The 11% cut in American Airlines flights this week is just the leading edge of many such increasingly radical changes in the air travel industry. The incredible dependence of all modern industrial economies, and global food production in general, on petroleum products, is going to become increasingly obvious once the oil production plateau we are on begins to drop off to the permanent decline in production that defines the essence of the peak production/decline scenario.

It will be interesting to see what happens as this continues. Obvious first casualties will be most commercial air travel, possibly the big three American car companies, who have waited far too long in developing good quality small cars to really be considered seriously as competitors for Honda or Toyota, or most European manufacturers for that matter.

Basically what we’re looking at now is the plateau of global liquids production, and since global industrialism has no realistic plan B for how to power itself, how to produce food, etc, without petroleum, it’s very understandably reluctant to admit the depth of the problem.

One thing is for sure, when the real declines start, after the plateau, the United States in in for a serious reality check (ASPO;Harpers: Our Phony Economy).

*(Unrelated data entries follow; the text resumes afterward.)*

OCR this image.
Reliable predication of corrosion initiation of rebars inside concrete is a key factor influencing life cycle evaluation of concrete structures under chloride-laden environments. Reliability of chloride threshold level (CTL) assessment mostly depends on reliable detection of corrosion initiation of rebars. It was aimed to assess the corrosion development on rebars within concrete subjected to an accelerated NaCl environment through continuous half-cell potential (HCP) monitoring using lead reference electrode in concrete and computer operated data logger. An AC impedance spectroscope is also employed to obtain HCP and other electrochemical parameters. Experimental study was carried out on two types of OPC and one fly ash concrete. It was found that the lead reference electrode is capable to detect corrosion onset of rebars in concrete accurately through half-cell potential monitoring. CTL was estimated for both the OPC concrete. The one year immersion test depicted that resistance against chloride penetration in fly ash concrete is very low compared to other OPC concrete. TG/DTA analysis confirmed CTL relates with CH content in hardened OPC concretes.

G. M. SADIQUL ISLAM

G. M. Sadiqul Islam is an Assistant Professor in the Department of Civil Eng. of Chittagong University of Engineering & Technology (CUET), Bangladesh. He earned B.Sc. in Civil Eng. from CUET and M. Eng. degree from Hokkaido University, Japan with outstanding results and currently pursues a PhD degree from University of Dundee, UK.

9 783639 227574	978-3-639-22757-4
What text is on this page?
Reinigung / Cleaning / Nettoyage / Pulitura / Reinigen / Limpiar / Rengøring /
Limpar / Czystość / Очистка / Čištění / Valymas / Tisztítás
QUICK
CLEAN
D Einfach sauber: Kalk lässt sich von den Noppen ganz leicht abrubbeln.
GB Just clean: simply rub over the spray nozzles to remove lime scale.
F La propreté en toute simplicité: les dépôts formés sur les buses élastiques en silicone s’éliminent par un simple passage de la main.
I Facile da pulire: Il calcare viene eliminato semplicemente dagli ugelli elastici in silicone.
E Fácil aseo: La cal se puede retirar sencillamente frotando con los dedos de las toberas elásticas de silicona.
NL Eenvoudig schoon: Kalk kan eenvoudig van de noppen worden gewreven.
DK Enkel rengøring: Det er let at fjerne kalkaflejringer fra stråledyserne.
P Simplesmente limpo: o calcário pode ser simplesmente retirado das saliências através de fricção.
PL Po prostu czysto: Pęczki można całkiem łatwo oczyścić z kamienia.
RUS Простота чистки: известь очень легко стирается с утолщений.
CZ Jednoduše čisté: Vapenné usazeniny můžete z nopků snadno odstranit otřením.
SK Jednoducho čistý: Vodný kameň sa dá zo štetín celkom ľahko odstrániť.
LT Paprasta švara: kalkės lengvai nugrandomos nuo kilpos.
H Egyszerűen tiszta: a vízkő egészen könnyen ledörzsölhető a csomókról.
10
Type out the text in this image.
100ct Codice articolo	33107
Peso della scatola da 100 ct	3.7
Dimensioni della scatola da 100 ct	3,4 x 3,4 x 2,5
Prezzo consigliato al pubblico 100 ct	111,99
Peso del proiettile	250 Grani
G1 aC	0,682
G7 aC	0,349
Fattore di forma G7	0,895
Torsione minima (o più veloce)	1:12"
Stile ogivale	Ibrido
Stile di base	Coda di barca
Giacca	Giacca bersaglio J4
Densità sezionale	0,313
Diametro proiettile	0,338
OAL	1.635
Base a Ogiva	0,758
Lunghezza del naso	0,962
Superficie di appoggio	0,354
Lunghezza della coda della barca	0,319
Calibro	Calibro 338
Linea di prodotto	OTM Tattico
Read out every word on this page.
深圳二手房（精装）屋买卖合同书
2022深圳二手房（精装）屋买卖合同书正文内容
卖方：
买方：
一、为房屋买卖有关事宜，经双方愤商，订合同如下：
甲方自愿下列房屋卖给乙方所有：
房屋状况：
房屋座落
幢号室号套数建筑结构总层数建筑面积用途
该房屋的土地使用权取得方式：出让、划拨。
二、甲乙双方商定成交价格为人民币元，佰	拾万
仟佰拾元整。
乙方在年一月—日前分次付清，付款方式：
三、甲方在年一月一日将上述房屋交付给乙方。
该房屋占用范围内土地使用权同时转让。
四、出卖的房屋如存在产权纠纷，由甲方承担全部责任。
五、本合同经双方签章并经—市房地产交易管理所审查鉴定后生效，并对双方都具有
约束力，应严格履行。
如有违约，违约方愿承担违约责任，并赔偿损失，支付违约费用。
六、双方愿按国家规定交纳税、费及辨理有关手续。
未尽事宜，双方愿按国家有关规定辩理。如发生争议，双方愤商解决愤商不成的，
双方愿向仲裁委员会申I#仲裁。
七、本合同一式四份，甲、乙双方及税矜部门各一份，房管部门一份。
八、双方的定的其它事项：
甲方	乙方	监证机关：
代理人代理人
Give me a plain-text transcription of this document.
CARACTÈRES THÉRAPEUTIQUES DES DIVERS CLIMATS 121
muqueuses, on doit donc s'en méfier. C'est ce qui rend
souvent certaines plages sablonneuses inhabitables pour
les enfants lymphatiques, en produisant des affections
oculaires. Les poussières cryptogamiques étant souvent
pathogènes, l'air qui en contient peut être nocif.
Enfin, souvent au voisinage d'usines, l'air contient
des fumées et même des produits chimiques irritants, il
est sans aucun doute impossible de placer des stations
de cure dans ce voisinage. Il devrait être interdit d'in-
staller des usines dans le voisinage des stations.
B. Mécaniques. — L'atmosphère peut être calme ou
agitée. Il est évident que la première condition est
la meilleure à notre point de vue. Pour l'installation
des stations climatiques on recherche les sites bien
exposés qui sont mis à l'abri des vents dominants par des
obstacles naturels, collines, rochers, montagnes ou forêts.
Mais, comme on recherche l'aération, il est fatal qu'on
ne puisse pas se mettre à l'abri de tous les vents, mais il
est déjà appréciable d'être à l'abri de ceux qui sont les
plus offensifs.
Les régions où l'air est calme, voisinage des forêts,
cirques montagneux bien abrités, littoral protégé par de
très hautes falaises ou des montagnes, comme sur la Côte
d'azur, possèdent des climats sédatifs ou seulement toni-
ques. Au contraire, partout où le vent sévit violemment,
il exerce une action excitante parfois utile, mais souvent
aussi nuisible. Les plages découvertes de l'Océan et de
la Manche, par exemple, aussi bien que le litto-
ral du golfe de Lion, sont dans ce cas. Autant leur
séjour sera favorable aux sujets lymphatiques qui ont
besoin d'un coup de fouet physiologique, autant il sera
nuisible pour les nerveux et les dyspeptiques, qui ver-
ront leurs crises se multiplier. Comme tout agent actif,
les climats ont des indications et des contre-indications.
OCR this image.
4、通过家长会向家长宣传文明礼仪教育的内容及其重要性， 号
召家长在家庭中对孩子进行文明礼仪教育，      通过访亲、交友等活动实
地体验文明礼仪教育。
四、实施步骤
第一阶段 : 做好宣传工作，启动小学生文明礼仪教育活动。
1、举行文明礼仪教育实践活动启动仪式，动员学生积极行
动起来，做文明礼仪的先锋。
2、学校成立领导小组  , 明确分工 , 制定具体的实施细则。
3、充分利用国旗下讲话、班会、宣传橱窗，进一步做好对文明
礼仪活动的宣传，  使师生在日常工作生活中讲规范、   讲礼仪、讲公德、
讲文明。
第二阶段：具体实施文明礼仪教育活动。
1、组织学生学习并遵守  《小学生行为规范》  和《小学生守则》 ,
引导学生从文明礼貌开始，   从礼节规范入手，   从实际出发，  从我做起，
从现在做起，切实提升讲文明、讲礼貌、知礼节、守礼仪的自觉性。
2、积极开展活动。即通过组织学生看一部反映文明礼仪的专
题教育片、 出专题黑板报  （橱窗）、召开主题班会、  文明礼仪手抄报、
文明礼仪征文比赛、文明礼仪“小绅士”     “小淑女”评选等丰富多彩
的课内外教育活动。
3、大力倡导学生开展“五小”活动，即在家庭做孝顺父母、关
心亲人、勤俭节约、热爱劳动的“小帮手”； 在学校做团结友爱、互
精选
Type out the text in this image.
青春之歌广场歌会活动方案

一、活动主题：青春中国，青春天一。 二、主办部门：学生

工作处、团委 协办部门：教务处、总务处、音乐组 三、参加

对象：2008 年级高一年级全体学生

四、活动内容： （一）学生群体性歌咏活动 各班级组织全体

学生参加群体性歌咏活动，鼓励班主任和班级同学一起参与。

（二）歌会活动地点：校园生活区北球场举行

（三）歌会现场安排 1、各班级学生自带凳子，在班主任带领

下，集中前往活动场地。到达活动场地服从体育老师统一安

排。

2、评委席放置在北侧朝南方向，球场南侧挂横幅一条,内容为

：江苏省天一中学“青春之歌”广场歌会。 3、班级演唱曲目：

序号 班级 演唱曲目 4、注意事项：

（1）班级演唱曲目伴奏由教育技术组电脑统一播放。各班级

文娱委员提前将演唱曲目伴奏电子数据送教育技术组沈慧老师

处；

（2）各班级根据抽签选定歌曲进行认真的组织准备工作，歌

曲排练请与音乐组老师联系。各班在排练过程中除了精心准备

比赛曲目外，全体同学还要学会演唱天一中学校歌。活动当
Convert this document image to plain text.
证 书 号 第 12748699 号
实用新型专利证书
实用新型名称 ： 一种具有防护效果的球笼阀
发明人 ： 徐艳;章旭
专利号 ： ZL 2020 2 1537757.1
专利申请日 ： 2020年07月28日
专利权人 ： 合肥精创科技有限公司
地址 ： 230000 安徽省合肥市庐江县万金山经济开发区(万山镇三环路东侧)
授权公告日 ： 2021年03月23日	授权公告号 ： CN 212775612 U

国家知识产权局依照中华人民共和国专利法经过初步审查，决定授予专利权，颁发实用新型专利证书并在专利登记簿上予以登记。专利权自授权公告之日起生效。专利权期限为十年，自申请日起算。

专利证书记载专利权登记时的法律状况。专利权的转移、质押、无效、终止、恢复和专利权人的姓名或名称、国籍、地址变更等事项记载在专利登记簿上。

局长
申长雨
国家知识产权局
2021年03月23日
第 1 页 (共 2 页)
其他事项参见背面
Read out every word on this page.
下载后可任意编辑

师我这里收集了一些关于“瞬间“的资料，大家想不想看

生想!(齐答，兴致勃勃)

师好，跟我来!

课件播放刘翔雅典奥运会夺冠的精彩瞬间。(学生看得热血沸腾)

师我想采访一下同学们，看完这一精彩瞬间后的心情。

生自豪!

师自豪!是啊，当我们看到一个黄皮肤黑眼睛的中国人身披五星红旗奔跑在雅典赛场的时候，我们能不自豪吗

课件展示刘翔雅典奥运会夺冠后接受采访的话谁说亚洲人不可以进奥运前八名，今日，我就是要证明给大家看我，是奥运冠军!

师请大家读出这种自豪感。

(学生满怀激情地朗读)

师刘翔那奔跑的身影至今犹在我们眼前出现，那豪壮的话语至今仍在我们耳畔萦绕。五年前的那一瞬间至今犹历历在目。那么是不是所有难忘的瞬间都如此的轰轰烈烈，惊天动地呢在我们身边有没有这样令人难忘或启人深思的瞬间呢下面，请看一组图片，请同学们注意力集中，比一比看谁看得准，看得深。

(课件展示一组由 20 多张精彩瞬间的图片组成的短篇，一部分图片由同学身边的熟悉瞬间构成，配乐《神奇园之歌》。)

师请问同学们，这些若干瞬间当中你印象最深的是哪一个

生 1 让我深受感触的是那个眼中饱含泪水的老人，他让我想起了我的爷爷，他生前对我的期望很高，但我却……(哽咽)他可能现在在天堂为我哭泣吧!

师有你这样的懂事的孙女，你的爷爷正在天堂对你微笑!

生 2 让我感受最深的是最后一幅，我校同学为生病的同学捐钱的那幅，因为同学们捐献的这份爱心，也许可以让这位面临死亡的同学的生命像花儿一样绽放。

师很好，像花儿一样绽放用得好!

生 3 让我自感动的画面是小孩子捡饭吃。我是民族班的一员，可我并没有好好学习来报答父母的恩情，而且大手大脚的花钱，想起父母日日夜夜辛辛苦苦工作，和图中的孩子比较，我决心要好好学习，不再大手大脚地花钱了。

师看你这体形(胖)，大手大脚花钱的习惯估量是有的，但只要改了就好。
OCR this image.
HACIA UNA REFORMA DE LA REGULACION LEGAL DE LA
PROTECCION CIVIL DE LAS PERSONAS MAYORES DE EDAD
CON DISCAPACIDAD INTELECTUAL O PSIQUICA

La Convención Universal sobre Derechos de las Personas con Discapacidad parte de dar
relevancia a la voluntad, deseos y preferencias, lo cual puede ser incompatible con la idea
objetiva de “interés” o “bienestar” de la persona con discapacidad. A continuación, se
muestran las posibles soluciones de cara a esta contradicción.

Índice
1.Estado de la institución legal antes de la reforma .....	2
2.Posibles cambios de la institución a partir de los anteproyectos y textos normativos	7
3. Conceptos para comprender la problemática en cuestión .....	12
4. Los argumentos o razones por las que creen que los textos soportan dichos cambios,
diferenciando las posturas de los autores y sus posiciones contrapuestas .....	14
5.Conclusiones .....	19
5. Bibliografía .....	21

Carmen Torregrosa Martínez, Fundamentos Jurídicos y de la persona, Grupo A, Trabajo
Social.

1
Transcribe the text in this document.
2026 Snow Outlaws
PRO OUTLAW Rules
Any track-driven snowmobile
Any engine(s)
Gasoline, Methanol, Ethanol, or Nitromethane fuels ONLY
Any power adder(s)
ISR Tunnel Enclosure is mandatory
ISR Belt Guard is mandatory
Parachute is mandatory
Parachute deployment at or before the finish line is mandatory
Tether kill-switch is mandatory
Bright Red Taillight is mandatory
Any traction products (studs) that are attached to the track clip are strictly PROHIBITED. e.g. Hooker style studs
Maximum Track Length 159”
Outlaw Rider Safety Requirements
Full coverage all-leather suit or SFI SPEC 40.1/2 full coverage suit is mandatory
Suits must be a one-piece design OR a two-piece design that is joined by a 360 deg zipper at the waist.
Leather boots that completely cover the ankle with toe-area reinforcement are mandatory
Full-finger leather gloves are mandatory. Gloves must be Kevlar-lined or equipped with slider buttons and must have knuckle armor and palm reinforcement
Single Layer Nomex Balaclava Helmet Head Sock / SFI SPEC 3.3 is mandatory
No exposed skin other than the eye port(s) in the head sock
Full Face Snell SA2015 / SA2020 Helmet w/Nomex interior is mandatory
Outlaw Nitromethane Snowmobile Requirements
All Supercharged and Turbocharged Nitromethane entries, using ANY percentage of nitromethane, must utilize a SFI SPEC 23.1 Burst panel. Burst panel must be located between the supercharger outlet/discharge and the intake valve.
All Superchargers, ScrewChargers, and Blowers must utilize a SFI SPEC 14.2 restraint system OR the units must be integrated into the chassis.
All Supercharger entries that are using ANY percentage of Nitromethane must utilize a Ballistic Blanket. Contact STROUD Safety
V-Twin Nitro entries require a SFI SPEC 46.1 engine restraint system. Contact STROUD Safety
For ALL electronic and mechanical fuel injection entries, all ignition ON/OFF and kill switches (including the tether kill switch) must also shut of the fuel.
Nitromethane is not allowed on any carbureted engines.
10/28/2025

Short term, quarterly type corporate thinking and planning is going to be the long term loser in this game, and that leaves the United States with VERY few advantages, since it has so fully allowed the corporate system to dig itself deep into bed with the political. So where will the change come from?

My Predictions

When things get too obvious, I’m going to post predictions now and then. Some of these are virtually no brainers: state run airlines will return, since as the airline industry itself has now repeatedly stated, its business model cannot support such violent price increases (good article on airline fuel hedging), no matter how much hedging it does. At some point, after all, if the hedges worked one year, someone else lost that money, and sooner or later the number of people willing to take such losses will decline, until fuel cannot be hedged.

So if a country wants to have an airline in the future that can be counted on, and not let all that horribly out of place airport building go to total waste, some form of nationalization of air travel will need to be created. How the US will do this will probably be in the same typical style it’s been doing it all along: pay private companies and take all the risk, which means, subsidized fuel costs.